History Of Toloka

History Of Companies - 97

By TheNaethPublished about a year ago • 3 min read

Toloka is a corporation that offers services that are associated with crowdsourcing and artificial intelligence that generates content (generative AI). Amsterdam serves as the seat of the company's administrative headquarters.

The organization offers assistance in the creation of artificial intelligence, beginning with training and finishing in certification. Additionally, the company offers services related to massive language models and generative artificial intelligence. Not only that, but the firm also provides services that are associated with artificial intelligence.

Formed in 2014, Toloka was first established by Olga Megorskaya, who at the time was serving on the board of directors of Yandex International. The platform known as Toloka is designed to make crowdsourcing and microtasking more accessible.The primary goal of its development was to enhance search engines and machine learning algorithms, and it was built specifically for the purpose of data markup.

As a result of the development of generative artificial intelligence, the platform underwent improvements in order to meet the needs of app developers who deal with AI of various generations.

These modifications included the provision of professional data labeling.During the year 2024, the operations of the firm that were located in Russia were sold to investors from Russia. A transaction of this kind took occurred.

Toloka offers a diverse selection of services in the field of generative artificial intelligence, which is one of the areas in which it operates.

Model fine tuning, reinforcement learning based on human input, assessment, and ad hoc datasets are some of the services that are included in this category. In order to be able to provide these services, it is necessary to have a substantial number of personnel that possess a high level of expertise to give annotation.

With the help of Toloka, trainers are charged with determining whether or not the material they are dealing with contains any items. The requirements that are provided by algorithms are taken into consideration while making this conclusion.

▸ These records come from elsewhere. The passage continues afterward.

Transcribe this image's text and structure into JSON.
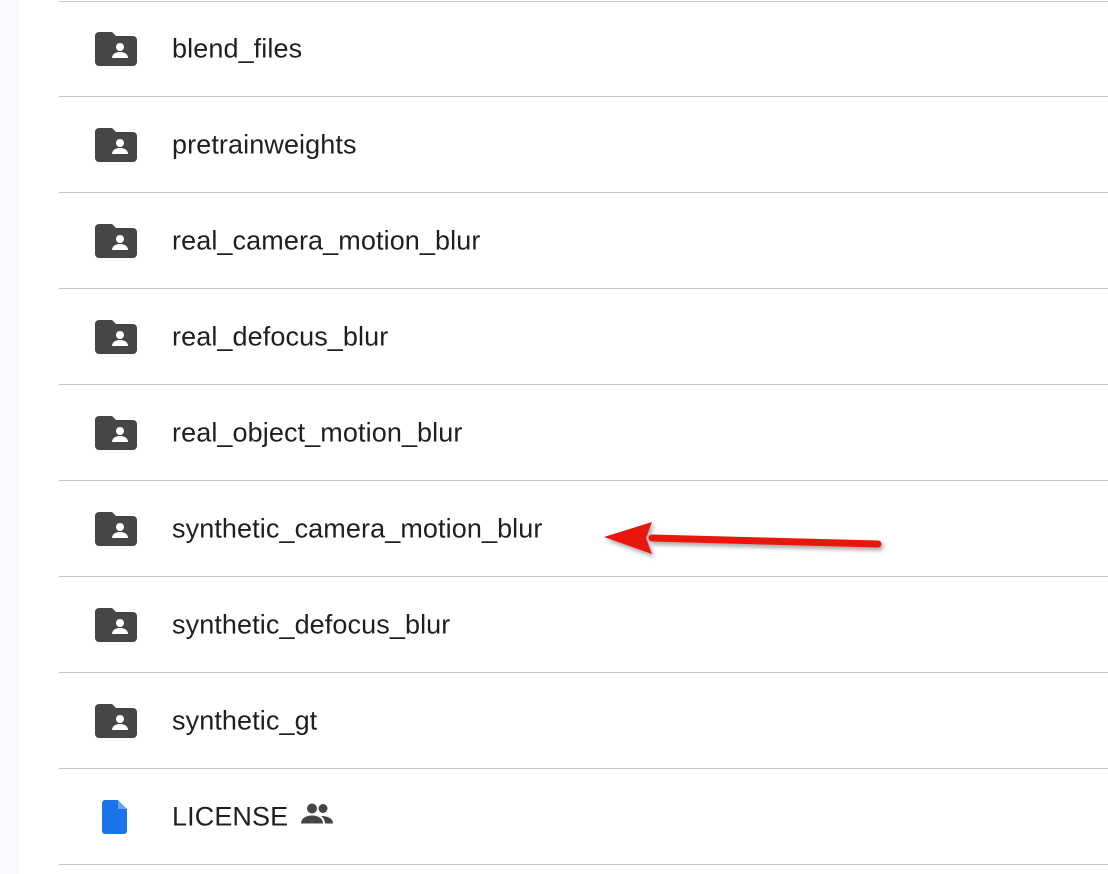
{
  "files": [
    {
      "name": "blend_files",
      "type": "shared-folder"
    },
    {
      "name": "pretrainweights",
      "type": "shared-folder"
    },
    {
      "name": "real_camera_motion_blur",
      "type": "shared-folder"
    },
    {
      "name": "real_defocus_blur",
      "type": "shared-folder"
    },
    {
      "name": "real_object_motion_blur",
      "type": "shared-folder"
    },
    {
      "name": "synthetic_camera_motion_blur",
      "type": "shared-folder"
    },
    {
      "name": "synthetic_defocus_blur",
      "type": "shared-folder"
    },
    {
      "name": "synthetic_gt",
      "type": "shared-folder"
    },
    {
      "name": "LICENSE",
      "type": "document",
      "shared": true
    }
  ],
  "annotation": {
    "type": "arrow",
    "color": "#e8140f",
    "points_to": "synthetic_camera_motion_blur"
  },
  "colors": {
    "folder_icon": "#444746",
    "doc_icon": "#1a73e8",
    "divider": "#c4c7c5",
    "text": "#1f1f1f"
  }
}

The degree to which the chatbot's replies are relevant and interesting in relation to the conversations that are offered is yet another aspect that they take into account.Translation verification also includes evaluating the degree of correctness of translations that have been provided by a large number of individual annotators.

This is an additional employment that falls under the category of translation verification.

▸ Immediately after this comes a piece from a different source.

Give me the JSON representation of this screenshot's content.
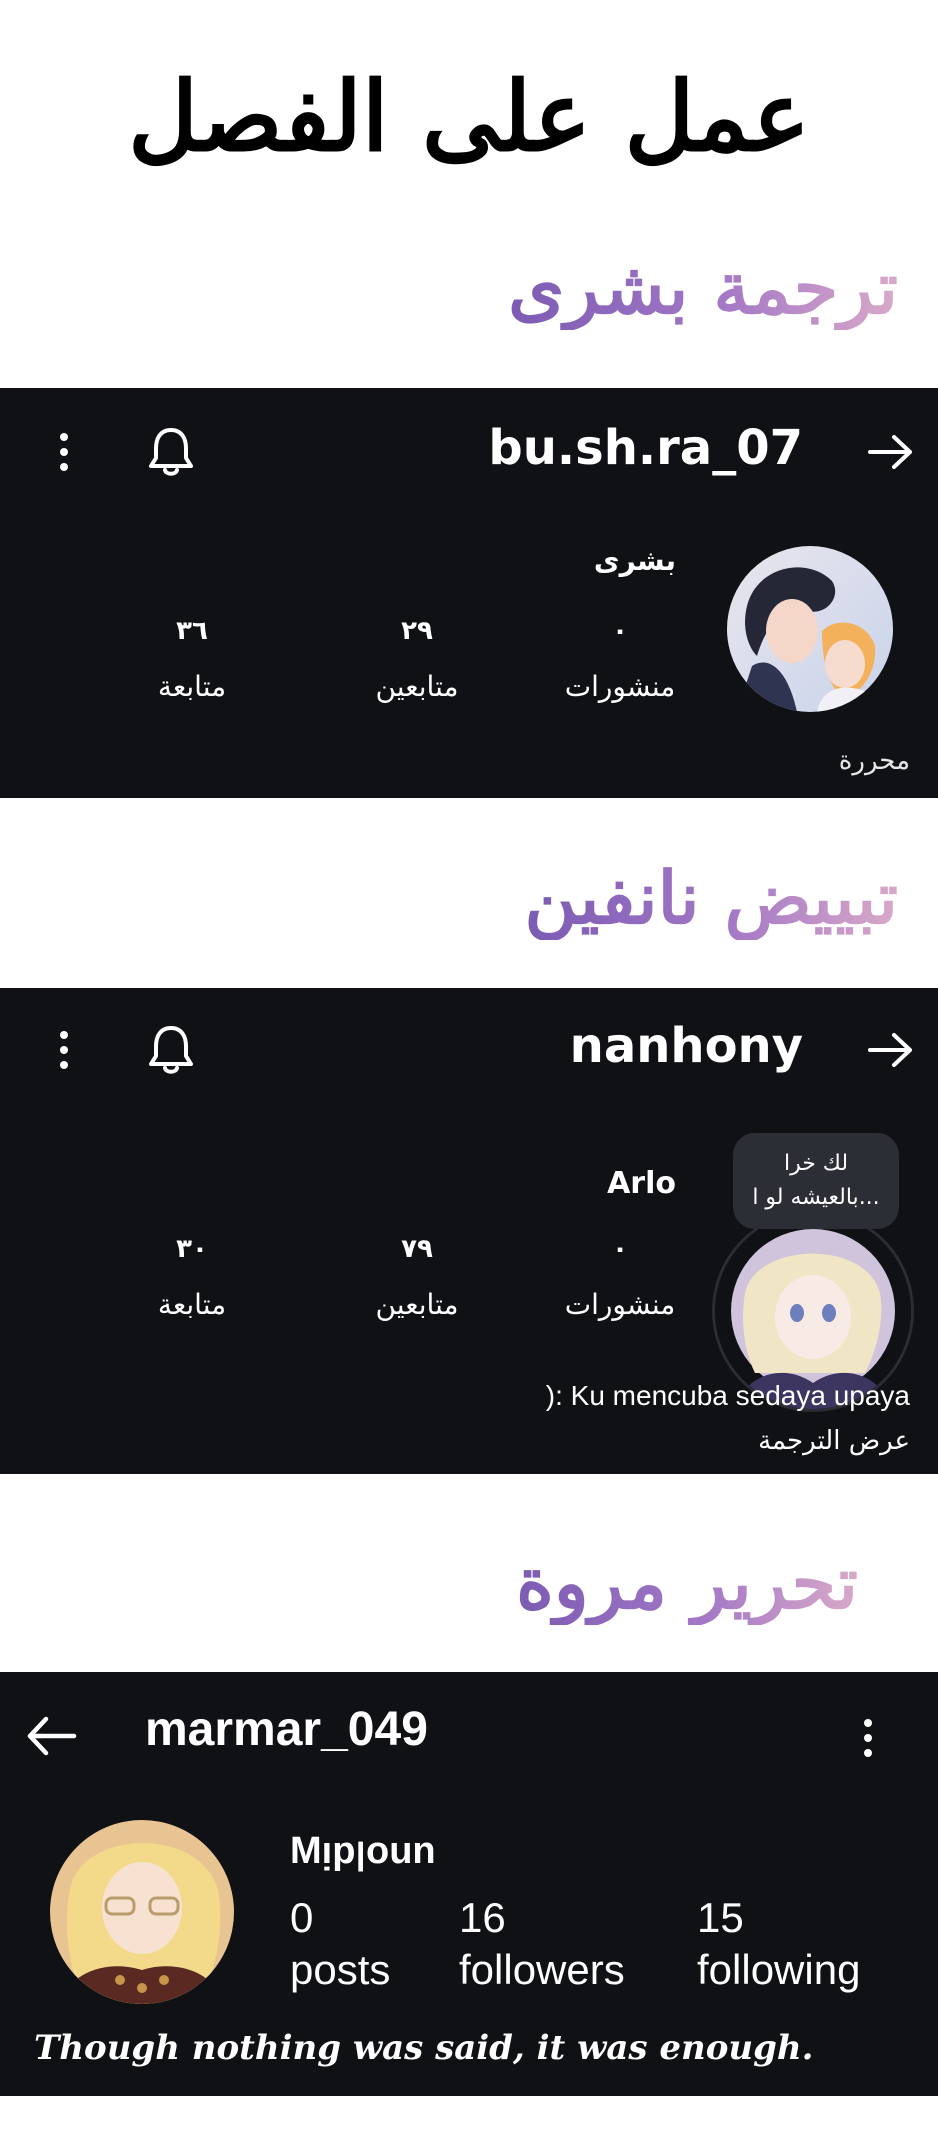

The development and provision of context-based prompts is necessary for the aim of fine-tuning large language models (LLMs), which necessitates the aid of specialists. Not only are these prompts capable of being single-turn or multi-turn, but they may also serve a broad variety of domains and purposes, and they can originate from a variety of different origins.

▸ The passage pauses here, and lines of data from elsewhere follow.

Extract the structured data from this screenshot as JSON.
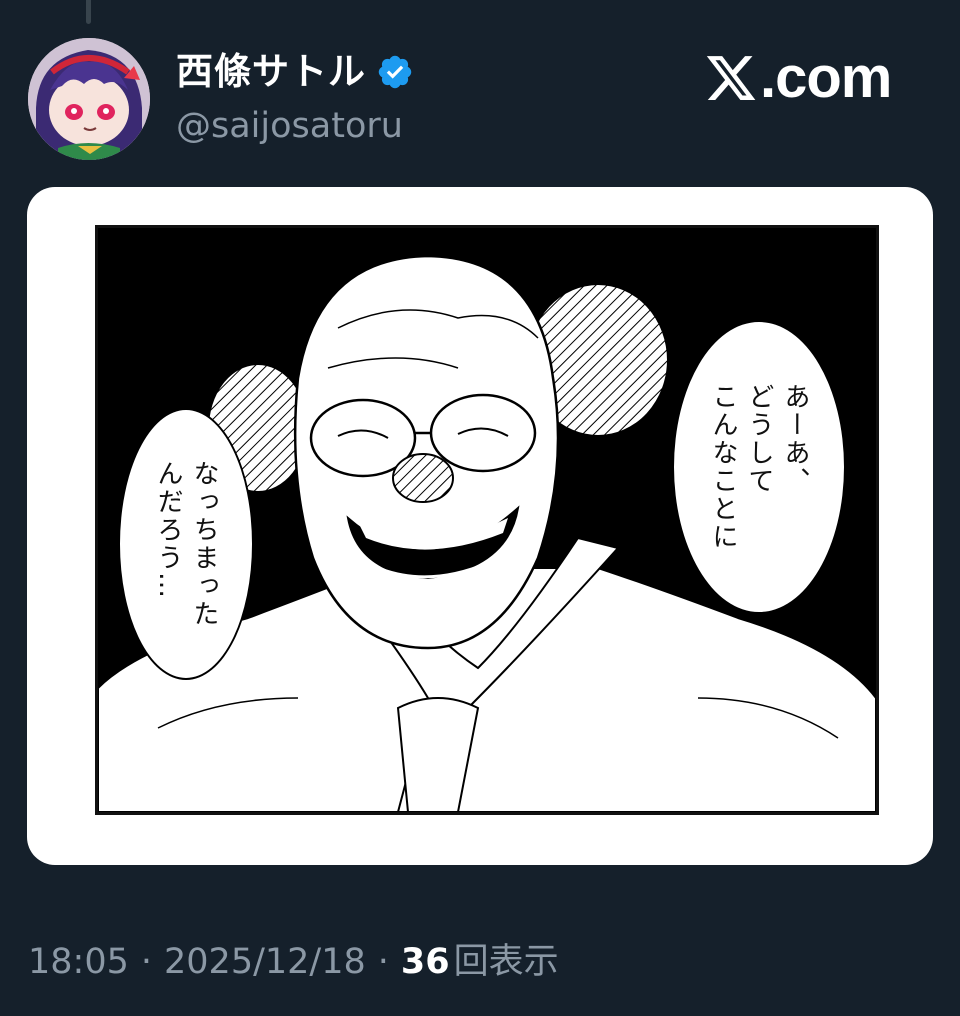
{
  "author": {
    "display_name": "西條サトル",
    "handle": "@saijosatoru",
    "verified": true
  },
  "branding": {
    "site": ".com"
  },
  "media": {
    "speech_right": "あーあ、\nどうして\nこんなことに",
    "speech_left": "なっちまった\nんだろう…"
  },
  "meta": {
    "time": "18:05",
    "separator": "·",
    "date": "2025/12/18",
    "views_count": "36",
    "views_label": "回表示"
  },
  "colors": {
    "background": "#15202b",
    "secondary_text": "#8b98a5",
    "verified_badge": "#1d9bf0"
  }
}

Within the field of natural language processing (NLP), Toloka makes the process of detecting and categorizing optical characters, doing sentiment analysis, recognizing named entities, and assessing the degree to which search results are relevant more straightforward.

It also offers options for transcription and the categorization of audio data, in addition to the aforementioned features.

In the month of May 2019, the research team at Toloka started making datasets accessible for use in academic and non-commercial contexts by making them available for use.

The objective of this endeavor was to provide support to the scientific community and to encourage researchers to go to Toloka by means of the supply of assistance. The use of these datasets is intended for academics who are doing research in a broad variety of fields, including, but not limited to, linguistics, computer vision, testing of result aggregation approaches, and chatbot training, amongst a great number of other examples.

Toloka's research has been presented at a variety of conferences, such as the Conference on Neural Information Processing Systems, the International Conference on Machine Learning, and the International Conference on Very Large Data Bases, amongst others. These conferences have all heard presentations from Toloka's research.

During the AAAI Conference on Artificial Intelligence, which took place in February 2024, Toloka presented a tutorial that focused on the process of aligning massive language models with native languages while using a limited amount of resources. And Toloka was the one who delivered the lesson.

Both HuggingFace and ServiceNow were the main factors behind the scientific project known as BigCode, which was a collaborative effort between the two technologies. In the time period in question, the organization was actively participating in BigCode and serving as the key data partner for the project.